Levy returned to the kitchen, placed the cooking pots back in the cupboard, and, using rags he found in a closet, mopped up the kitchen floor. After he placed all the wet rags in a clothes hamper, he spent the next hour looking for anything that might identify Merker’s employer. All he found was the Fort Meade commissary ID in her purse. He walked back to the bedroom for one final look around and noticed a photo of Merker and another black woman who might have been Merker’s sister. She and the other woman were wearing sombreros and grinning and drinking drinks that looked like margaritas.

First Witherspoon and now this young woman. Witherspoon had been a brother in arms and Merker… well, she had been a soldier in her way as well. She had been his adversary-but not his enemy.

This was not the way John Levy wanted to serve his country.

18

DeMarco was a lawyer who had never practiced law. And what he had learned about estates and wills back in law school wasn’t even a distant memory; he had no memory of those subjects at all. So he looked in the phone book, found the name of an Arlington lawyer who specialized in wills and estates, and made an appointment.

He told the lawyer his problem, that his cousin had been killed and he was the only relative young enough and close enough to deal with Paul’s estate. But he couldn’t find Paul’s will and he needed to clean out Paul’s apartment and do something with the four grand Paul had in the bank.

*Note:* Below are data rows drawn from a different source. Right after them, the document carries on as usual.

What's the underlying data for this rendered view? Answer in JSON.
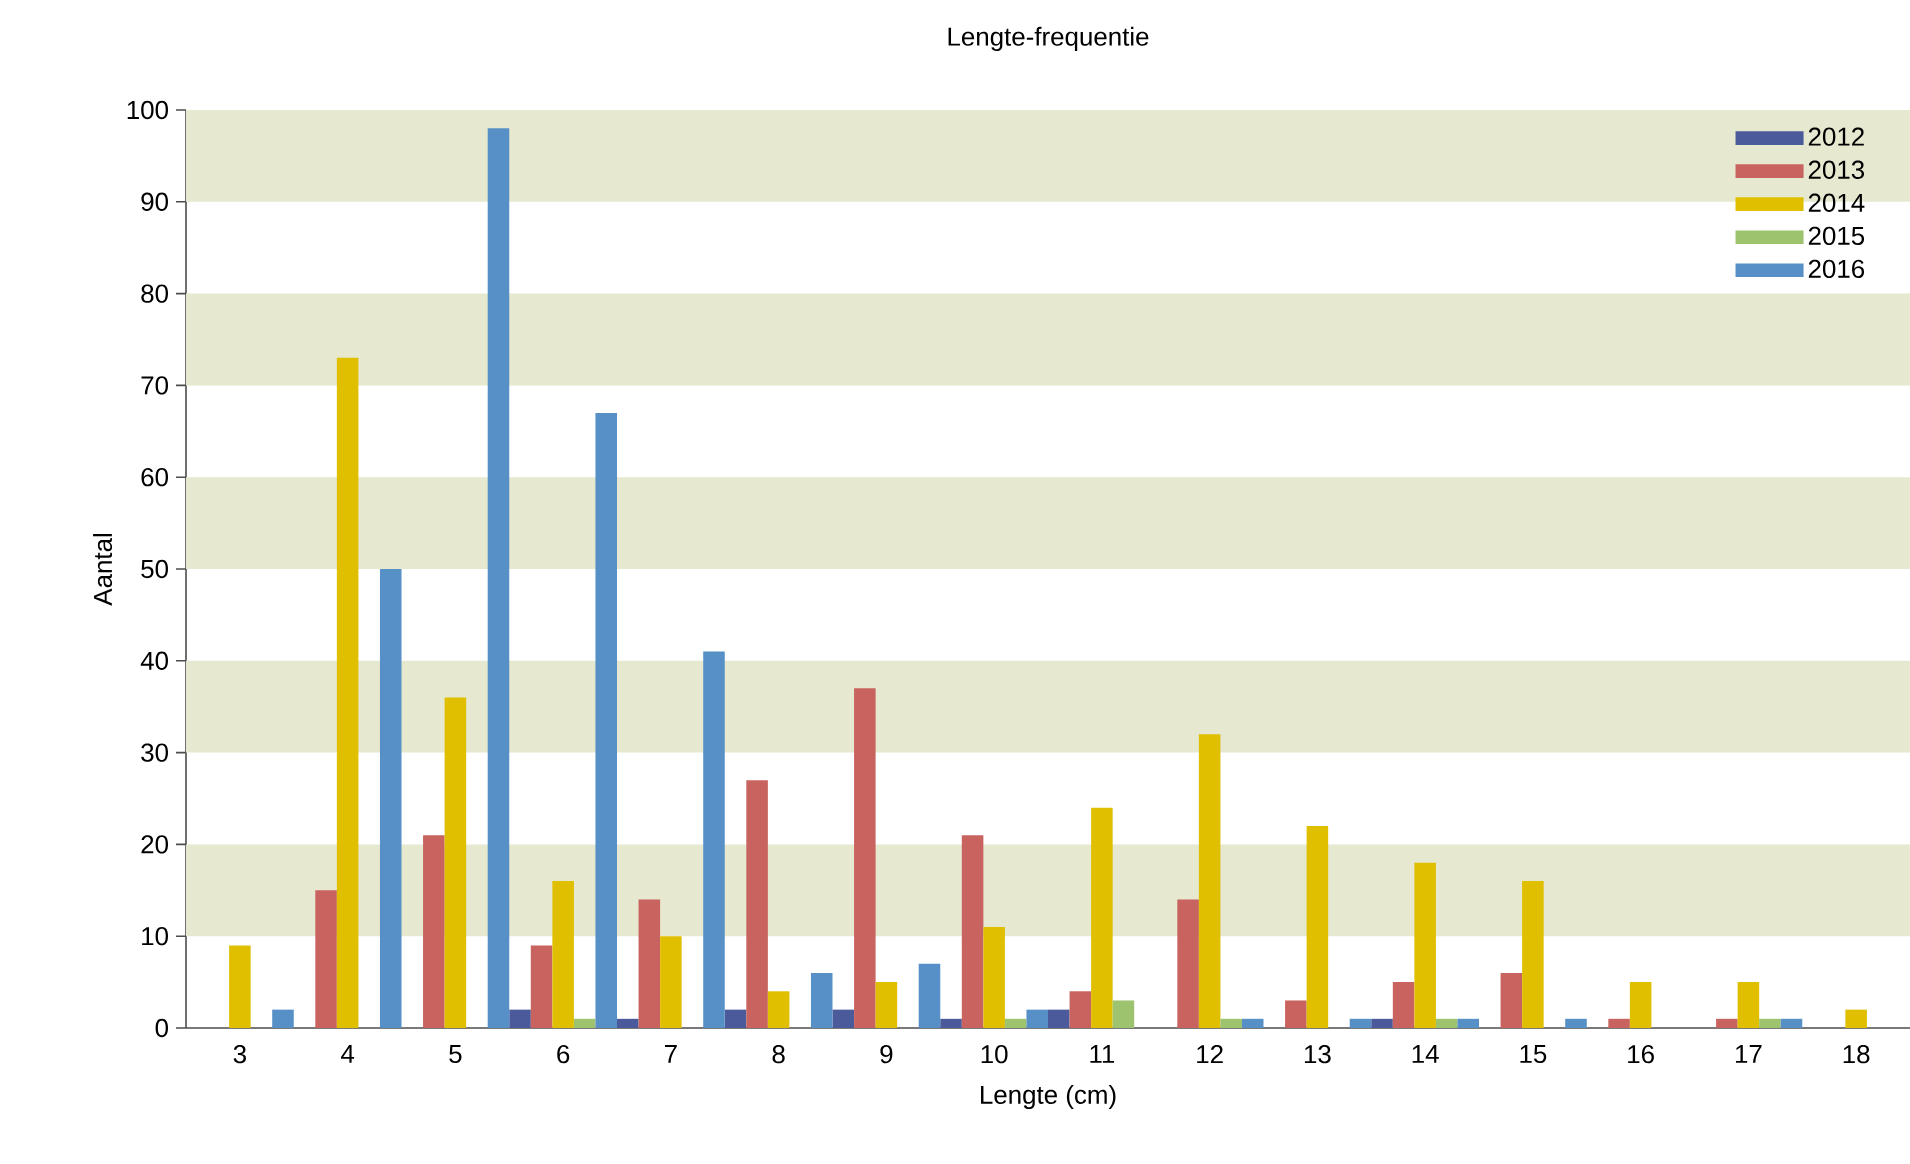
{
  "chart_data": {
    "type": "bar",
    "title": "Lengte-frequentie",
    "xlabel": "Lengte (cm)",
    "ylabel": "Aantal",
    "categories": [
      "3",
      "4",
      "5",
      "6",
      "7",
      "8",
      "9",
      "10",
      "11",
      "12",
      "13",
      "14",
      "15",
      "16",
      "17",
      "18"
    ],
    "series": [
      {
        "name": "2012",
        "color": "#4a5a9a",
        "values": [
          0,
          0,
          0,
          2,
          1,
          2,
          2,
          1,
          2,
          0,
          0,
          1,
          0,
          0,
          0,
          0
        ]
      },
      {
        "name": "2013",
        "color": "#c8635f",
        "values": [
          0,
          15,
          21,
          9,
          14,
          27,
          37,
          21,
          4,
          14,
          3,
          5,
          6,
          1,
          1,
          0
        ]
      },
      {
        "name": "2014",
        "color": "#e0bf00",
        "values": [
          9,
          73,
          36,
          16,
          10,
          4,
          5,
          11,
          24,
          32,
          22,
          18,
          16,
          5,
          5,
          2
        ]
      },
      {
        "name": "2015",
        "color": "#9dc36e",
        "values": [
          0,
          0,
          0,
          1,
          0,
          0,
          0,
          1,
          3,
          1,
          0,
          1,
          0,
          0,
          1,
          0
        ]
      },
      {
        "name": "2016",
        "color": "#5690c6",
        "values": [
          2,
          50,
          98,
          67,
          41,
          6,
          7,
          2,
          0,
          1,
          1,
          1,
          1,
          0,
          1,
          0
        ]
      }
    ],
    "ylim": [
      0,
      100
    ],
    "yticks": [
      0,
      10,
      20,
      30,
      40,
      50,
      60,
      70,
      80,
      90,
      100
    ],
    "bands": [
      {
        "axis": "y",
        "from": 10,
        "to": 20,
        "color": "#e6e8cf"
      },
      {
        "axis": "y",
        "from": 30,
        "to": 40,
        "color": "#e6e8cf"
      },
      {
        "axis": "y",
        "from": 50,
        "to": 60,
        "color": "#e6e8cf"
      },
      {
        "axis": "y",
        "from": 70,
        "to": 80,
        "color": "#e6e8cf"
      },
      {
        "axis": "y",
        "from": 90,
        "to": 100,
        "color": "#e6e8cf"
      }
    ],
    "grid": false,
    "legend": "top right"
  }
}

The lawyer-a crusty, ill-tempered old fart named Crenshaw-said if Paul had died intestate, DeMarco or some other relative would have to deal with the state of Virginia to probate Paul’s will.

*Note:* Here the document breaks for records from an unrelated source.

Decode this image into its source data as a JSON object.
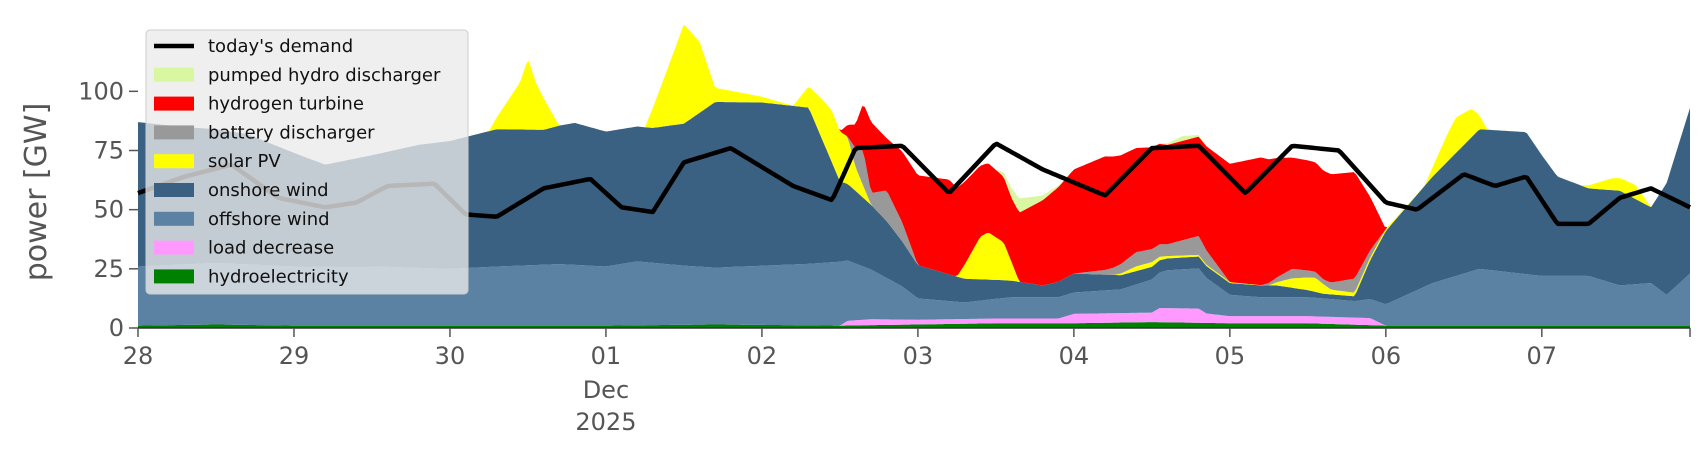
{
  "chart_data": {
    "type": "area",
    "ylabel": "power [GW]",
    "ylim": [
      0,
      120
    ],
    "yticks": [
      0,
      25,
      50,
      75,
      100
    ],
    "xlim": [
      0,
      9.95
    ],
    "xticks": [
      {
        "x": 0,
        "label": "28"
      },
      {
        "x": 1,
        "label": "29"
      },
      {
        "x": 2,
        "label": "30"
      },
      {
        "x": 3,
        "label": "01",
        "sub1": "Dec",
        "sub2": "2025"
      },
      {
        "x": 4,
        "label": "02"
      },
      {
        "x": 5,
        "label": "03"
      },
      {
        "x": 6,
        "label": "04"
      },
      {
        "x": 7,
        "label": "05"
      },
      {
        "x": 8,
        "label": "06"
      },
      {
        "x": 9,
        "label": "07"
      }
    ],
    "grid": false,
    "legend_position": "top-left",
    "legend": [
      {
        "label": "today's demand",
        "color": "#000000",
        "kind": "line"
      },
      {
        "label": "pumped hydro discharger",
        "color": "#d9f7a1",
        "kind": "patch"
      },
      {
        "label": "hydrogen turbine",
        "color": "#ff0000",
        "kind": "patch"
      },
      {
        "label": "battery discharger",
        "color": "#999999",
        "kind": "patch"
      },
      {
        "label": "solar PV",
        "color": "#ffff00",
        "kind": "patch"
      },
      {
        "label": "onshore wind",
        "color": "#3b6182",
        "kind": "patch"
      },
      {
        "label": "offshore wind",
        "color": "#5b82a3",
        "kind": "patch"
      },
      {
        "label": "load decrease",
        "color": "#ff99ff",
        "kind": "patch"
      },
      {
        "label": "hydroelectricity",
        "color": "#008000",
        "kind": "patch"
      }
    ],
    "stack_order": [
      "hydroelectricity",
      "load decrease",
      "offshore wind",
      "onshore wind",
      "solar PV",
      "battery discharger",
      "hydrogen turbine",
      "pumped hydro discharger"
    ],
    "series": [
      {
        "name": "hydroelectricity",
        "color": "#008000",
        "points": [
          [
            0,
            1
          ],
          [
            0.5,
            1.5
          ],
          [
            1,
            1
          ],
          [
            3,
            1
          ],
          [
            3.7,
            1.5
          ],
          [
            4.5,
            1
          ],
          [
            5,
            1.5
          ],
          [
            5.5,
            2
          ],
          [
            6,
            2
          ],
          [
            6.5,
            2.5
          ],
          [
            7,
            2
          ],
          [
            7.5,
            2
          ],
          [
            8,
            1
          ],
          [
            9,
            1
          ],
          [
            9.95,
            1
          ]
        ]
      },
      {
        "name": "load decrease",
        "color": "#ff99ff",
        "points": [
          [
            0,
            0
          ],
          [
            4.5,
            0
          ],
          [
            4.55,
            2
          ],
          [
            4.7,
            2.5
          ],
          [
            5,
            2
          ],
          [
            5.5,
            2
          ],
          [
            5.9,
            2
          ],
          [
            6,
            4
          ],
          [
            6.5,
            4
          ],
          [
            6.55,
            6
          ],
          [
            6.8,
            6
          ],
          [
            6.85,
            4
          ],
          [
            7,
            3
          ],
          [
            7.5,
            3
          ],
          [
            7.9,
            3
          ],
          [
            8,
            0
          ],
          [
            9.95,
            0
          ]
        ]
      },
      {
        "name": "offshore wind",
        "color": "#5b82a3",
        "points": [
          [
            0,
            25
          ],
          [
            0.5,
            26
          ],
          [
            1,
            25
          ],
          [
            1.5,
            25
          ],
          [
            2,
            24
          ],
          [
            2.3,
            25
          ],
          [
            2.7,
            26
          ],
          [
            3,
            25
          ],
          [
            3.2,
            27
          ],
          [
            3.5,
            25
          ],
          [
            3.7,
            24
          ],
          [
            4,
            25
          ],
          [
            4.3,
            26
          ],
          [
            4.5,
            27
          ],
          [
            4.7,
            21
          ],
          [
            4.9,
            14
          ],
          [
            5,
            9
          ],
          [
            5.3,
            7
          ],
          [
            5.6,
            9
          ],
          [
            5.8,
            9
          ],
          [
            6,
            9
          ],
          [
            6.3,
            10
          ],
          [
            6.6,
            16
          ],
          [
            6.8,
            17
          ],
          [
            7,
            9
          ],
          [
            7.2,
            8
          ],
          [
            7.5,
            8
          ],
          [
            7.8,
            7
          ],
          [
            8,
            9
          ],
          [
            8.3,
            18
          ],
          [
            8.6,
            24
          ],
          [
            9,
            21
          ],
          [
            9.3,
            21
          ],
          [
            9.5,
            17
          ],
          [
            9.7,
            18
          ],
          [
            9.8,
            13
          ],
          [
            9.95,
            22
          ]
        ]
      },
      {
        "name": "onshore wind",
        "color": "#3b6182",
        "points": [
          [
            0,
            61
          ],
          [
            0.3,
            58
          ],
          [
            0.7,
            55
          ],
          [
            1,
            48
          ],
          [
            1.2,
            43
          ],
          [
            1.5,
            47
          ],
          [
            1.8,
            52
          ],
          [
            2,
            54
          ],
          [
            2.3,
            58
          ],
          [
            2.6,
            57
          ],
          [
            2.8,
            60
          ],
          [
            3,
            57
          ],
          [
            3.3,
            57
          ],
          [
            3.5,
            60
          ],
          [
            3.7,
            70
          ],
          [
            4,
            69
          ],
          [
            4.3,
            66
          ],
          [
            4.5,
            34
          ],
          [
            4.8,
            24
          ],
          [
            5,
            14
          ],
          [
            5.3,
            10
          ],
          [
            5.5,
            8
          ],
          [
            5.8,
            5
          ],
          [
            6,
            8
          ],
          [
            6.3,
            6
          ],
          [
            6.6,
            5
          ],
          [
            6.8,
            5
          ],
          [
            7,
            5
          ],
          [
            7.3,
            5
          ],
          [
            7.6,
            2
          ],
          [
            7.8,
            2
          ],
          [
            8,
            31
          ],
          [
            8.3,
            45
          ],
          [
            8.6,
            59
          ],
          [
            8.9,
            60
          ],
          [
            9.1,
            42
          ],
          [
            9.3,
            37
          ],
          [
            9.5,
            40
          ],
          [
            9.7,
            32
          ],
          [
            9.95,
            70
          ]
        ]
      },
      {
        "name": "solar PV",
        "color": "#ffff00",
        "points": [
          [
            0,
            0
          ],
          [
            2.25,
            0
          ],
          [
            2.45,
            20
          ],
          [
            2.5,
            30
          ],
          [
            2.55,
            20
          ],
          [
            2.7,
            0
          ],
          [
            3.25,
            0
          ],
          [
            3.4,
            25
          ],
          [
            3.5,
            42
          ],
          [
            3.6,
            30
          ],
          [
            3.7,
            6
          ],
          [
            4.2,
            0
          ],
          [
            4.4,
            18
          ],
          [
            4.45,
            22
          ],
          [
            4.55,
            20
          ],
          [
            4.6,
            10
          ],
          [
            4.7,
            0
          ],
          [
            5.25,
            0
          ],
          [
            5.4,
            18
          ],
          [
            5.45,
            20
          ],
          [
            5.55,
            16
          ],
          [
            5.65,
            0
          ],
          [
            6.25,
            0
          ],
          [
            6.4,
            2
          ],
          [
            6.5,
            2
          ],
          [
            6.6,
            1
          ],
          [
            7.25,
            0
          ],
          [
            7.4,
            4
          ],
          [
            7.55,
            6
          ],
          [
            7.65,
            2
          ],
          [
            8.25,
            0
          ],
          [
            8.4,
            12
          ],
          [
            8.45,
            15
          ],
          [
            8.55,
            12
          ],
          [
            8.65,
            0
          ],
          [
            9.25,
            0
          ],
          [
            9.45,
            5
          ],
          [
            9.6,
            6
          ],
          [
            9.7,
            0
          ],
          [
            9.95,
            0
          ]
        ]
      },
      {
        "name": "battery discharger",
        "color": "#999999",
        "points": [
          [
            0,
            0
          ],
          [
            4.55,
            0
          ],
          [
            4.6,
            8
          ],
          [
            4.65,
            15
          ],
          [
            4.7,
            5
          ],
          [
            4.8,
            13
          ],
          [
            4.9,
            8
          ],
          [
            5,
            0
          ],
          [
            5.3,
            0
          ],
          [
            5.6,
            0
          ],
          [
            6,
            0
          ],
          [
            6.2,
            2
          ],
          [
            6.4,
            6
          ],
          [
            6.6,
            5
          ],
          [
            6.8,
            8
          ],
          [
            7,
            0
          ],
          [
            7.2,
            0
          ],
          [
            7.4,
            4
          ],
          [
            7.6,
            2
          ],
          [
            7.8,
            6
          ],
          [
            8,
            0
          ],
          [
            9.95,
            0
          ]
        ]
      },
      {
        "name": "hydrogen turbine",
        "color": "#ff0000",
        "points": [
          [
            0,
            0
          ],
          [
            4.5,
            0
          ],
          [
            4.6,
            10
          ],
          [
            4.7,
            30
          ],
          [
            4.8,
            22
          ],
          [
            5,
            38
          ],
          [
            5.2,
            40
          ],
          [
            5.4,
            30
          ],
          [
            5.6,
            27
          ],
          [
            5.8,
            36
          ],
          [
            6,
            44
          ],
          [
            6.2,
            48
          ],
          [
            6.4,
            44
          ],
          [
            6.6,
            42
          ],
          [
            6.8,
            42
          ],
          [
            7,
            50
          ],
          [
            7.2,
            54
          ],
          [
            7.4,
            47
          ],
          [
            7.6,
            46
          ],
          [
            7.8,
            45
          ],
          [
            8,
            0
          ],
          [
            9.95,
            0
          ]
        ]
      },
      {
        "name": "pumped hydro discharger",
        "color": "#d9f7a1",
        "points": [
          [
            0,
            0
          ],
          [
            5.5,
            0
          ],
          [
            5.65,
            6
          ],
          [
            5.8,
            2
          ],
          [
            5.95,
            0
          ],
          [
            6.55,
            0
          ],
          [
            6.7,
            2
          ],
          [
            6.85,
            0
          ],
          [
            9.95,
            0
          ]
        ]
      },
      {
        "name": "today's demand",
        "color": "#000000",
        "type": "line",
        "points": [
          [
            0,
            57
          ],
          [
            0.3,
            64
          ],
          [
            0.6,
            69
          ],
          [
            0.9,
            55
          ],
          [
            1.2,
            51
          ],
          [
            1.4,
            53
          ],
          [
            1.6,
            60
          ],
          [
            1.9,
            61
          ],
          [
            2.1,
            48
          ],
          [
            2.3,
            47
          ],
          [
            2.6,
            59
          ],
          [
            2.9,
            63
          ],
          [
            3.1,
            51
          ],
          [
            3.3,
            49
          ],
          [
            3.5,
            70
          ],
          [
            3.8,
            76
          ],
          [
            4.2,
            60
          ],
          [
            4.45,
            54
          ],
          [
            4.6,
            76
          ],
          [
            4.9,
            77
          ],
          [
            5.2,
            57
          ],
          [
            5.5,
            78
          ],
          [
            5.8,
            67
          ],
          [
            6.2,
            56
          ],
          [
            6.5,
            76
          ],
          [
            6.8,
            77
          ],
          [
            7.1,
            57
          ],
          [
            7.4,
            77
          ],
          [
            7.7,
            75
          ],
          [
            8.0,
            53
          ],
          [
            8.2,
            50
          ],
          [
            8.5,
            65
          ],
          [
            8.7,
            60
          ],
          [
            8.9,
            64
          ],
          [
            9.1,
            44
          ],
          [
            9.3,
            44
          ],
          [
            9.5,
            55
          ],
          [
            9.7,
            59
          ],
          [
            9.95,
            51
          ]
        ]
      }
    ]
  }
}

“So can you give me the form I have to submit?” DeMarco asked.

“It’s not quite that simple,” Crenshaw said, after which he went through a mind-numbing discourse about how DeMarco would have to qualify as the administer of the estate, get something called a surety bond, provide lists of all of Paul’s known assets and heirs, and submit reports on a periodic basis to some bureaucratic entity known as the Commissioner of Accounts Office. Then, after what sounded to DeMarco like a decade of paper shuffling, the state would divvy up Paul’s possessions to his relatives in accordance with formulas they used.

“But his only relatives are me, my mother, and an aunt who’s eighty-seven years old,” DeMarco whined. “And none of us want his furniture, and me and my mom both agree Paul’s aunt can have the money. Can I at least clean out his apartment and get rid of his sh-his stuff?”

“No. Mr. Russo’s possessions don’t belong to you,” the lawyer said.

“But what’s Paul’s landlady supposed to do with his furniture? Store it someplace until his estate is settled?”

The lawyer shrugged. “She could get rid of the furniture, I suppose. But if she did, and if one of Paul’s relatives wanted the furniture or the money that could have been obtained if the furniture had been sold, well, then she might have a problem. Someone might sue her.”